Alessandra Bastos
Repórter da Agência Brasil
Brasília O Brasil já possui entidades nacionais e associadas a movimentos internacionais pelo controle social da mídia, com o objetivo de garantir que rádios, TVs, jornais e revistas cumpram com suas obrigações públicas. Há oito anos, o Observatório da Imprensa realiza esse trabalho. "A sociedade civil deve abranger sucessivos níveis de monitoração e atuação, de forma a diminuir a distância entre os poderes e a cidadania. O observatório propõe-se a funcionar como um atento mediador entre a mídia e os mediados, preenchendo o nosso espaço social, até agora praticamente vazio", diz o texto de apresentação do site da entidade (http://observatorio.ultimosegundo.ig.com.br/), organizada pelo Laboratório de Estudos Avançados em Jornalismo da Universidade de Campinas (Unicamp).
"A sociedade precisa de uma mídia independente, mas para isso precisa de um contrapoder, que é a sociedade. Você tem, por exemplo, o poder Judiciário, mas tem o Ministério Público, que é o contrapoder", compara Alberto Dines, editor-responsável pelo Observatório da Imprensa.
A cobertura da eleição municipal feita por cinco dos principais jornais de São Paulo está sendo acompanhada e estudada pelo Observatório Brasileiro de Mídia (www.observatoriodemidia.org.br). Essa é a primeira atividade do projeto, criado em agosto deste ano pelo Núcleo de Jornalismo Comparado da ECA-USP, a ONG brasileira Observatório Social e o Media Watch Global, um observatório internacional, com sede na França. A idéia surgiu no II Fórum Social Mundial, em Porto Alegre, em 2002, quando foi criado o Observatório Mundial das Mídias, com a tarefa de estimular o surgimento de observatórios semelhantes nos vários países.
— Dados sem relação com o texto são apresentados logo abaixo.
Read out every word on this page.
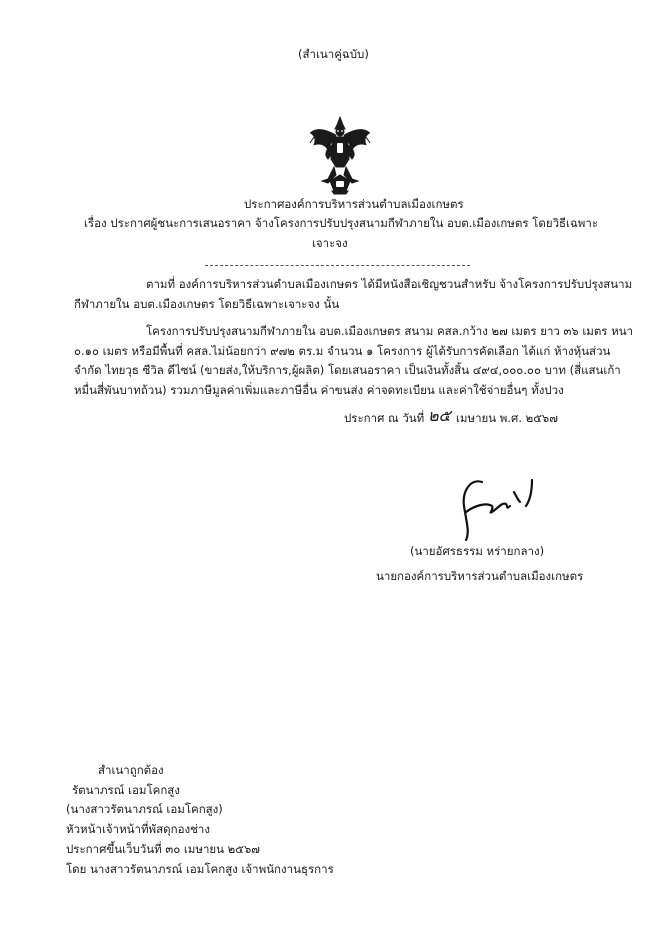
(สำเนาคู่ฉบับ)
ประกาศองค์การบริหารส่วนตำบลเมืองเกษตร
เรื่อง ประกาศผู้ชนะการเสนอราคา จ้างโครงการปรับปรุงสนามกีฬาภายใน อบต.เมืองเกษตร โดยวิธีเฉพาะ
เจาะจง
ตามที่ องค์การบริหารส่วนตำบลเมืองเกษตร ได้มีหนังสือเชิญชวนสำหรับ จ้างโครงการปรับปรุงสนาม
กีฬาภายใน อบต.เมืองเกษตร โดยวิธีเฉพาะเจาะจง นั้น
โครงการปรับปรุงสนามกีฬาภายใน อบต.เมืองเกษตร สนาม คสล.กว้าง ๒๗ เมตร ยาว ๓๖ เมตร หนา
๐.๑๐ เมตร หรือมีพื้นที่ คสล.ไม่น้อยกว่า ๙๗๒ ตร.ม จำนวน ๑ โครงการ ผู้ได้รับการคัดเลือก ได้แก่ ห้างหุ้นส่วน
จำกัด ไทยวุธ ซีวิล ดีไซน์ (ขายส่ง,ให้บริการ,ผู้ผลิต) โดยเสนอราคา เป็นเงินทั้งสิ้น ๔๙๔,๐๐๐.๐๐ บาท (สี่แสนเก้า
หมื่นสี่พันบาทถ้วน) รวมภาษีมูลค่าเพิ่มและภาษีอื่น ค่าขนส่ง ค่าจดทะเบียน และค่าใช้จ่ายอื่นๆ ทั้งปวง
ประกาศ ณ วันที่ ๒๕ เมษายน พ.ศ. ๒๕๖๗
(นายอัศรธรรม หร่ายกลาง)
นายกองค์การบริหารส่วนตำบลเมืองเกษตร
สำเนาถูกต้อง
รัตนาภรณ์ เอมโคกสูง
(นางสาวรัตนาภรณ์ เอมโคกสูง)
หัวหน้าเจ้าหน้าที่พัสดุกองช่าง
ประกาศขึ้นเว็บวันที่ ๓๐ เมษายน ๒๕๖๗
โดย นางสาวรัตนาภรณ์ เอมโคกสูง เจ้าพนักงานธุรการ
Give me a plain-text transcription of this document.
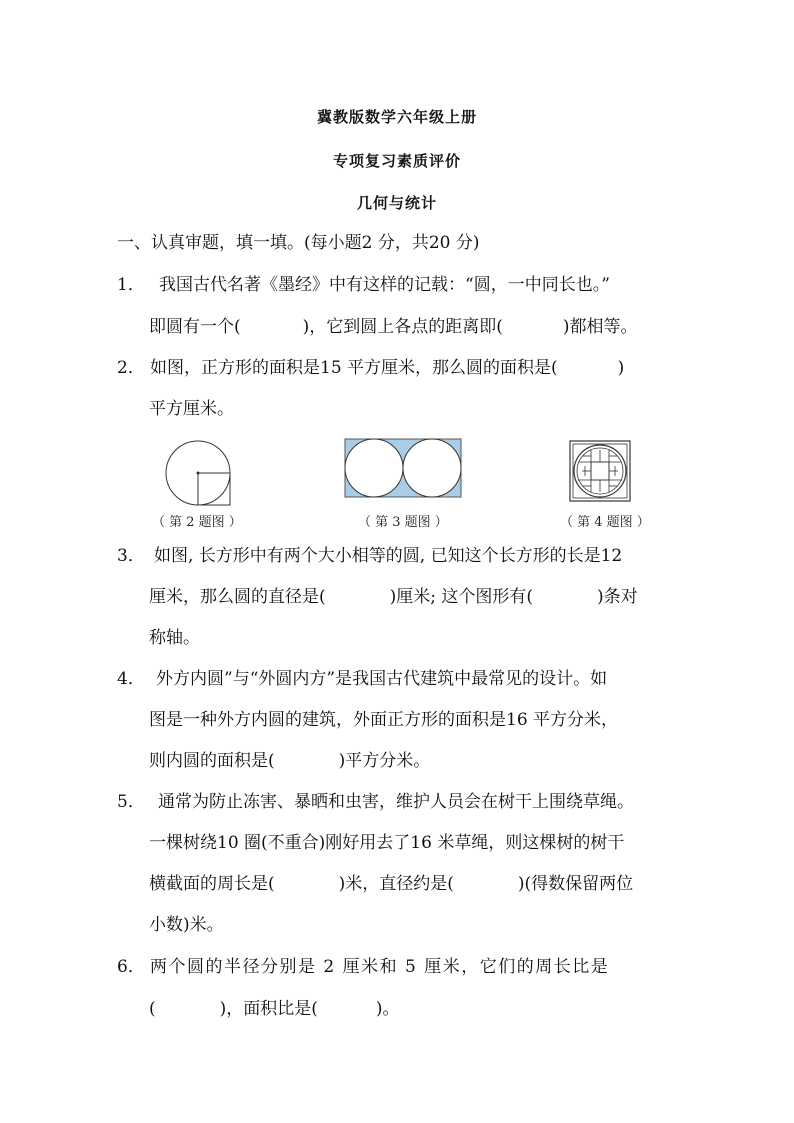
冀教版数学六年级上册
专项复习素质评价
几何与统计
一、认真审题，填一填。(每小题2 分，共20 分)
1． 我国古代名著《墨经》中有这样的记载：“圆，一中同长也。”
即圆有一个(	)，它到圆上各点的距离即(	)都相等。
2． 如图，正方形的面积是15 平方厘米，那么圆的面积是(	)
平方厘米。
（ 第 2 题图 ）	（ 第 3 题图 ）	（ 第 4 题图 ）
3． 如图, 长方形中有两个大小相等的圆, 已知这个长方形的长是12
厘米，那么圆的直径是(	)厘米; 这个图形有(	)条对
称轴。
4． 外方内圆”与“外圆内方”是我国古代建筑中最常见的设计。如
图是一种外方内圆的建筑，外面正方形的面积是16 平方分米，
则内圆的面积是(	)平方分米。
5． 通常为防止冻害、暴晒和虫害，维护人员会在树干上围绕草绳。
一棵树绕10 圈(不重合)刚好用去了16 米草绳，则这棵树的树干
横截面的周长是(	)米，直径约是(	)(得数保留两位
小数)米。
6． 两个圆的半径分别是 2 厘米和 5 厘米，它们的周长比是
(	)，面积比是(	)。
O jornalista Carlos Tibúrcio, que atualmente é assessor especial da Secretaria Geral da Presidência da República, considera fundamental para a democracia "que associações, ONGs, sindicatos, movimentos sociais, igrejas, todas essas expressões organizadas da sociedade civil tenham meios de acompanhar criticamente esse trabalho que influencia decisivamente os rumos da própria sociedade". Para ele, a sociedade tem o papel de acompanhar a mídia criticamente para neutralizar e equilibrar "esse poder extraordinário que os meios de comunicação têm hoje no mundo e na sociedade brasileira também".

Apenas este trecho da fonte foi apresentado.